- The poster for the first American production
- Original language: English
- Written by: Edward Albee
- Characters: The Man The Woman The Boy The Girl

Premiere
- Date: 1998
- Place: Malvern Theatres Malvern, Worcestershire

= The Play About the Baby =

1998 play by Edward Albee

The Play About the Baby is a play by Edward Albee.

==Productions==
The play premiered in London in September 1998 at the Almeida Theatre Company in Malvern, Worcestershire, directed by Howard Davies.

The play's American premiere was in Houston, Texas at the Alley Theatre in April to June 2000. Directed by Albee, the cast was Rebecca Harris - Girl, David Burtka - Boy, Earle Hyman - Man, and Marian Seldes - Woman.

The play opened Off-Broadway at the Century Center for the Performing Arts, running from February 1, 2001 to September 1, 2001. David Esbjornson directed. The play won the 2000-2001 Obie Award, Performance (Brian Murray). It was nominated for the 2001 Outer Critics Circle Award, Outstanding Actress in a Play (Marian Seldes) and 2001 Lucille Lortel Award, Outstanding Play, Outstanding Actress (Marian Seldes) and Outstanding Actor (Brian Murray).

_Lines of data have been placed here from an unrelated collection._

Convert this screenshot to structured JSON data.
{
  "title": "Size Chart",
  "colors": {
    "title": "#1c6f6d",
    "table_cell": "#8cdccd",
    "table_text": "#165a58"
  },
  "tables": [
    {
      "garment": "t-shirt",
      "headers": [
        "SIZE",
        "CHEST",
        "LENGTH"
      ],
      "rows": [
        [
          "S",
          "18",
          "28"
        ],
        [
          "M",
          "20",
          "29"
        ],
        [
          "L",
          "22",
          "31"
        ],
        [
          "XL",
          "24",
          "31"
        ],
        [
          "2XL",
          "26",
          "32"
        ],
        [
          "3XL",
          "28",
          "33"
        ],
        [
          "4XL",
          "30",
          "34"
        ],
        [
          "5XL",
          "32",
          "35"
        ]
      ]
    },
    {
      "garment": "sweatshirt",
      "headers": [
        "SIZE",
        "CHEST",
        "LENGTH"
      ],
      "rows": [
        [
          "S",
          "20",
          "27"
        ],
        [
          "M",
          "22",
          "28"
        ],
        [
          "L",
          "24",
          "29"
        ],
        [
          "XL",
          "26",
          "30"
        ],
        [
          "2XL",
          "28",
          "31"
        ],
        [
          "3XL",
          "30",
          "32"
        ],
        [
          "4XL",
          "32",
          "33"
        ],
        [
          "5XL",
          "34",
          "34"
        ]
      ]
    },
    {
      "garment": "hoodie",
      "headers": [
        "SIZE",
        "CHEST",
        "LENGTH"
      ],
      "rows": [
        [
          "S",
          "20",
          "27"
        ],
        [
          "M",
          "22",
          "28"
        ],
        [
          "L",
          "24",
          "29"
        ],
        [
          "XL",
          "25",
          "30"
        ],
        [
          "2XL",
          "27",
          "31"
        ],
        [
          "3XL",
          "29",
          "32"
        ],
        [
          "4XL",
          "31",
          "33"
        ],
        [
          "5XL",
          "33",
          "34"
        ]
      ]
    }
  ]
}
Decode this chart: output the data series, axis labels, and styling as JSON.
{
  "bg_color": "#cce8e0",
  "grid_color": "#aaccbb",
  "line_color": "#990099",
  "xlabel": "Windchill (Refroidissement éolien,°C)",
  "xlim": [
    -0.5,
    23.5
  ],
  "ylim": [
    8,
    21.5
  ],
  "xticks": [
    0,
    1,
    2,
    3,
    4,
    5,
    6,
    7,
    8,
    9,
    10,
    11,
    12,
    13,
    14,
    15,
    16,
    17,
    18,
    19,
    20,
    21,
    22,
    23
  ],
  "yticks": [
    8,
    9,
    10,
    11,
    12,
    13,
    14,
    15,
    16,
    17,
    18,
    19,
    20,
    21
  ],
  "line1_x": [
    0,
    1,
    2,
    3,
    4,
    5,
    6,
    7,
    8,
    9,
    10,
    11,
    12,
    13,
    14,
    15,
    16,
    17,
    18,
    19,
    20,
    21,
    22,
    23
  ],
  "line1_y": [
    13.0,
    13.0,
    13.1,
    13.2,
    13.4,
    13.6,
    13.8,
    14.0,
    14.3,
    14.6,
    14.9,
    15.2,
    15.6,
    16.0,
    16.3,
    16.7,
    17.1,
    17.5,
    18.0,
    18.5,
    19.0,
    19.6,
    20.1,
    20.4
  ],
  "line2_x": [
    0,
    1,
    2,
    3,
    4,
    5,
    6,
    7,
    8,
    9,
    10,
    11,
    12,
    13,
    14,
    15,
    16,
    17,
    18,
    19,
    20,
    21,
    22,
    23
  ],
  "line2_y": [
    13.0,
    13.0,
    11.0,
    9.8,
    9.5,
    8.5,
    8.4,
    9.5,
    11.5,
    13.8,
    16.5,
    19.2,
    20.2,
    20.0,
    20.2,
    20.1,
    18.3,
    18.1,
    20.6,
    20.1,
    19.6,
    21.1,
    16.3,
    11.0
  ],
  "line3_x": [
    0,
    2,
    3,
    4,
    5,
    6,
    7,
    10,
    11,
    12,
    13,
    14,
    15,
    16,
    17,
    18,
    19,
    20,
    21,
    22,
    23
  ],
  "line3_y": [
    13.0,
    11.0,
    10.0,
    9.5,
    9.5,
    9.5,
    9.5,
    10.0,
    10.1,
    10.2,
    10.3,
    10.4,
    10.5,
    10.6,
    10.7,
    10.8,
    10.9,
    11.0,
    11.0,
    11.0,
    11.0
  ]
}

The play was a finalist for the 2001 Pulitzer Prize for Drama.

==Cast==
| Character The Man The Woman The Boy The Girl | Original London cast Alan Howard Frances de la Tour Rupert Penry-Jones Zöe Waites | Off-Broadway cast Brian Murray Marian Seldes David Burtka Kathleen Early |

==Overview==
The play opens in a version of Eden, with the Boy and Girl, who is pregnant. The Girl gives birth to the baby. Soon, a middle-aged couple, the Man and Woman appear. The Woman states that she is not an actress, but she is "a trifle theatrical." The Man and Woman tell anecdotes and speak directly to the audience, asking for their opinion on various matters. While the Man talks about his thoughts on religion, such as the Sermon on the Mount, the Woman translates into sign language. They say they are there to take the baby away. Boy asks who they are, wondering if they might be Gypsies. As the play ends, the Man shows them that the blanket that held the baby is empty.

Albee "has confirmed that the baby is meant to be real even though we never actually see it."

The set design changed from the original, which was a Victorian apartment, to the "sterile no-man's-land with a sterile play space decorated with children's toys."

==Critical response==
Matt Wolf, in his review of the 1998 London production for Variety, wrote: "A lot of people are going to be mystified by 'The Play About the Baby,'... but if there’s any justice, at least an equal number will be mesmerized as well. Witty, cryptic and finally very disturbing, the play is essential (if minor) Albee that shows a major American dramatist — now age 70 — continuing a career of experimentation that has always been very European in its absurdist embrace and subsequent disregard for naturalism. Whatever its ellipses, the new work is thrillingly served by its Almeida Theater quartet, who find the wrenching emotion in what could be highly self-conscious and arch."

Charles Isherwood, in his review of the 2001 production for Variety, wrote: "...for all its vaudevillian diversions and seemingly pointless digressions, it’s clear and sharp as a knife, and full of subtle correspondences. The play’s oddnesses and baroque structure mirror the haphazard patterns of life, after all....If it’s fundamentally about loss, 'The Play About the Baby”' also is about survival, how we 'get through it all,' as the Man says..."

Barbara Lee Horn (Professor, Dept. of Speech, Communication Sciences, and Theatre, St. John's University) noted "The reviews were exceedingly mixed along the way."